2008 Ikeda Forum: How Our Experiences with Death Change Us
The Fifth Annual Ikeda Forum for Intercultural Dialogue took a new look at the cycles of life and death. Held at the Center’s conference space in Cambridge, Massachusetts, on Sept. 20, 2008, the Forum investigated the “deeper continuity of life and death that we experience as individuals and express as culture,” a concept put forward by founder Daisaku Ikeda in his 1993 Harvard University lecture, “Mahayana Buddhism and Twenty-first Century Civilization.”
In that lecture he also issued a challenge to “establish a culture based on an understanding of the relationship of life and death and of life’s essential eternity.” The immensity of this challenge became apparent during the day’s wide ranging dialogue, which was organized under the theme “Living With Mortality: How Our Experiences With Death Change Us.” The potential benefits of fearlessly “facing death,” both personally and socially, became clear as well.
The Forum was divided into two distinct sections. The morning was designed to elicit individual, transformative experiences with death and dying. The afternoon featured a diverse panel — hospice physician Pam Kircher, educational philosopher Megan Laverty, psychologist Anthony Marsella, and social historian Vincent Harding — exploring the cultural changes that might accompany our increasing acknowledgement of death as something natural and awe-inspiring rather than strange and threatening.
After welcoming remarks from Center Executive Director Virginia Benson and Center President Masao Yokota, the more than 100 attendees engaged in a series of small group dialogues facilitated by Kircher. Dialogues were structured around two core directives/questions: “Share one experience with death that changed you.” “As you have had other experiences with death, how have your own views toward life and death changed?”
As participants engaged in deep sharing and deep listening with one another, diverse truths and lessons learned emerged. “Share the ‘essence’ of who you are with your loved ones,” said one participant. “Be sensitive to the sorrow of those who have suffered/experienced loss of a loved one,” said another, adding, “They may not even know what they need.” And: “Your words and actions can be a gift for another person’s life.” Through the multitude of observations, perhaps one core truth was confirmed: There is no experience more humanizing than death – both for those who face it and for those who are with them as they do.
The afternoon session, called “Possibilities for Cultural Change,” began with Kircher sharing how medical treatment in the United States, as well as the experience of dying itself, has been humanized considerably since the advent of hospice care in the 1970s. In essence, our conception of life is shifting from an emphasis on quantity to an emphasis on quality. More than anything, said Kircher, our more open and humanistic approach to death and dying is helping Americans discover that it is our relationships that matter above all, “more than our accomplishments and financial acquisitions.”
Next, Anthony Marsella, president of Psychologists for Social Responsibility, referencing Ikeda’s lecture, suggested that the truest mystery is not found in either life or death alone but in the fact that “they cannot be separated.” Our task, he added, is not only to identify with all our fellow humans but with life itself, with all the implications for human and planetary health and well being that such identification would entail.
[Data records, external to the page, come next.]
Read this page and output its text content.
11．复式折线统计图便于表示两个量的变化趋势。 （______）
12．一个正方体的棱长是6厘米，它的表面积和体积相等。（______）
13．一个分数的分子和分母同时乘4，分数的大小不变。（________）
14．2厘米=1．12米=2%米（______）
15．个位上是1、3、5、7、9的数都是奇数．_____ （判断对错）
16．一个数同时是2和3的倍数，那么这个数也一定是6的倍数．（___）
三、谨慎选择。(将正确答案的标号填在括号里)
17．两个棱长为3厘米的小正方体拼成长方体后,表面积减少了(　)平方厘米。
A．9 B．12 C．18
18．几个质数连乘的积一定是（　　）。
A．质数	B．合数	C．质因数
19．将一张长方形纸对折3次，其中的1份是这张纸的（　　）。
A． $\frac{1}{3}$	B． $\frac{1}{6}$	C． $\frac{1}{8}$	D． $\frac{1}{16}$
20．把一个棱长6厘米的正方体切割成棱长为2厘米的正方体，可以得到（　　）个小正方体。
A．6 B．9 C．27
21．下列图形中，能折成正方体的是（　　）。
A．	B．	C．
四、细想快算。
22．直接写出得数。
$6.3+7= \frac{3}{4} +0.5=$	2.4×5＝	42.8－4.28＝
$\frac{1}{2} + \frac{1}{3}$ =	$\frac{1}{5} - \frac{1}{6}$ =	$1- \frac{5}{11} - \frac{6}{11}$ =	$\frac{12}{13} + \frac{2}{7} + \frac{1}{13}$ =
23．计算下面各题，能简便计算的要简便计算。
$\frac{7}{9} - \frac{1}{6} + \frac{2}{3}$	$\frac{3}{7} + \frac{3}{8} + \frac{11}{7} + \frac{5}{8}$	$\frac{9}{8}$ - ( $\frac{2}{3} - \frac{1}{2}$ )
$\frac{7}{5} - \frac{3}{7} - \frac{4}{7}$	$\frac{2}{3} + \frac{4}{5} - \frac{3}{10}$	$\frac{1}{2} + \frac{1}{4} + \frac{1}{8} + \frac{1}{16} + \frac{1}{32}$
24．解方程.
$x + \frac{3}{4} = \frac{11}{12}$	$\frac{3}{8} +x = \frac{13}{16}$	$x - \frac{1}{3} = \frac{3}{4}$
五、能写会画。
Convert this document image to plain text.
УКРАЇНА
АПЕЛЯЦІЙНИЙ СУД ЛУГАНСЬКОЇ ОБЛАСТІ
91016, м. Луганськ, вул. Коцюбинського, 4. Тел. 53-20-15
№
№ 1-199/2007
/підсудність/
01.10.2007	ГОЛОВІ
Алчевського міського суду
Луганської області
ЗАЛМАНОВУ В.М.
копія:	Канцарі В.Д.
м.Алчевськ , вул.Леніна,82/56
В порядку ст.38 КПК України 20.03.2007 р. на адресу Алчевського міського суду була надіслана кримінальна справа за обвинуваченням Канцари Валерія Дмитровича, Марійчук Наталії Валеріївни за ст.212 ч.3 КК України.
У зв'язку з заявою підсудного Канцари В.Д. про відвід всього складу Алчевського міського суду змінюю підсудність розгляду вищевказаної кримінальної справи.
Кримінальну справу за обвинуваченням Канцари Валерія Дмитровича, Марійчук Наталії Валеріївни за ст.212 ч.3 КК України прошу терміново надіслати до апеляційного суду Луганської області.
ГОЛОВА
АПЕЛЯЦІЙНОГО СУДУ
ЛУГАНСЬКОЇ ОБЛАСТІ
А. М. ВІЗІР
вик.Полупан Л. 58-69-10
Megan Laverty, of Teachers College, Columbia University, followed with a talk proposing that death reveals to us that we love one another from a position of “radical powerlessness.” Citing philosopher John Dewey, Laverty urged the gathering to grow into a new, childlike state. Extrapolating from her personal and instructional experience, she urged us, like children she has known and worked with, to become innocent, even at ease, in the presence of death.
Finally, Vincent Harding, professor emeritus, Iliff School of Theology, chose to explore the possibilities for cultural change from a broad social and historical perspective. He wondered aloud what might have to die in American culture as a whole for a new society to be born, one finally embodying the values and vision of his friend, Martin Luther King Jr. Harding challenged the gathering to become “hospice attendants,” easing the death of the America that has become complacent in its state of denial, fear, and isolation, and, at the same time, “midwives” facilitating the birth of a society more hopeful, healthy and just. The midwife’s core message, he said, is a simple one: “You can do it.”